Peut-on agir en urgence ?

Oui, selon les circonstances. Devant le président du tribunal de commerce, le référé peut notamment permettre d'ordonner des mesures conservatoires ou de remise en état destinées à prévenir un dommage imminent ou à faire cesser un trouble manifestement illicite.

Le référé n'a toutefois pas vocation à trancher définitivement un dossier complexe de responsabilité lorsque les faits ou le droit restent sérieusement discutés. Il peut être pertinent pour interrompre rapidement certains agissements, conserver une situation ou obtenir une mesure provisoire, tandis que l'indemnisation complète relève généralement d'un examen au fond.

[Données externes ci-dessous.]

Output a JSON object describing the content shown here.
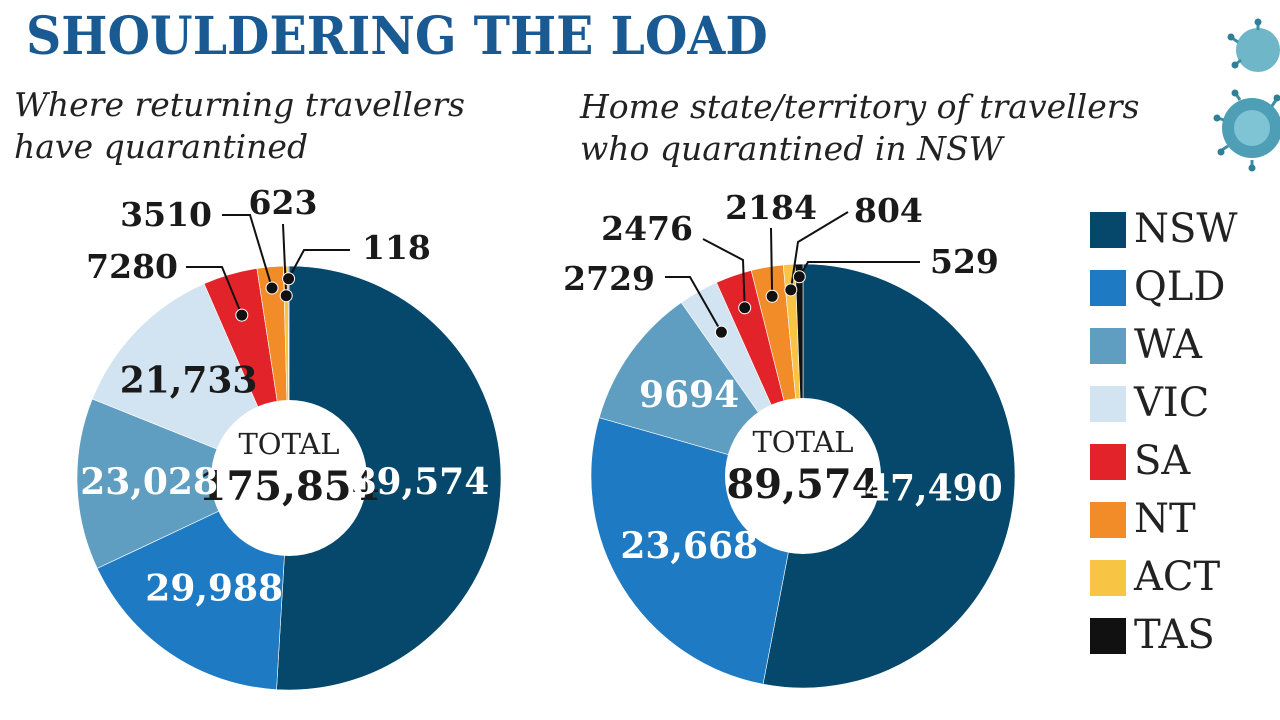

Quels éléments réunir avant d'engager une action ?

Sur la faute

  • les publications, courriels, messages, visuels, catalogues et documents commerciaux litigieux ;

  • une chronologie précise des faits ;

  • les éléments permettant d'identifier l'auteur des actes ;

  • les preuves d'accès ou de détournement d'informations internes ;

  • les éléments relatifs aux salariés recrutés, à leurs fonctions et aux circonstances de leur départ ;

  • en cas de parasitisme, les pièces identifiant les investissements ou la valeur économique prétendument captée.

Sur le préjudice

  • les bilans et comptes de résultat ;

  • les tableaux de marge ;

  • les commandes perdues ou annulées ;

  • les éléments de suivi de clientèle ;

  • les dépenses supplémentaires provoquées par les faits ;

  • les éléments permettant de distinguer préjudice économique et préjudice moral.

Sur le lien de causalité

Une baisse de chiffre d'affaires n'est utile que si elle peut être reliée aux actes reprochés. Il faut donc comparer les périodes, les clients, les produits et les zones concernées, puis vérifier si d'autres événements peuvent expliquer tout ou partie du recul. Le lien de causalité doit être démontré pour le préjudice réellement réclamé.

Que vérifier avant d'agir ?

Une action en concurrence déloyale ne se résume pas à démontrer qu'un concurrent a adopté un comportement discutable. Il faut qualifier précisément les faits, distinguer ce qui relève de la concurrence normale de ce qui constitue une faute, préserver les preuves, vérifier la prescription, choisir la juridiction compétente et construire un chiffrage cohérent du préjudice.

En pratique, l'ordre des opérations compte. Une mise en demeure trop précoce peut alerter l'adversaire avant la conservation des preuves ; à l'inverse, une mesure probatoire trop large peut être contestée. Le dossier doit donc être construit à partir des pièces disponibles, des éléments encore accessibles et de l'objectif recherché : cessation des agissements, conservation de la preuve, indemnisation ou négociation.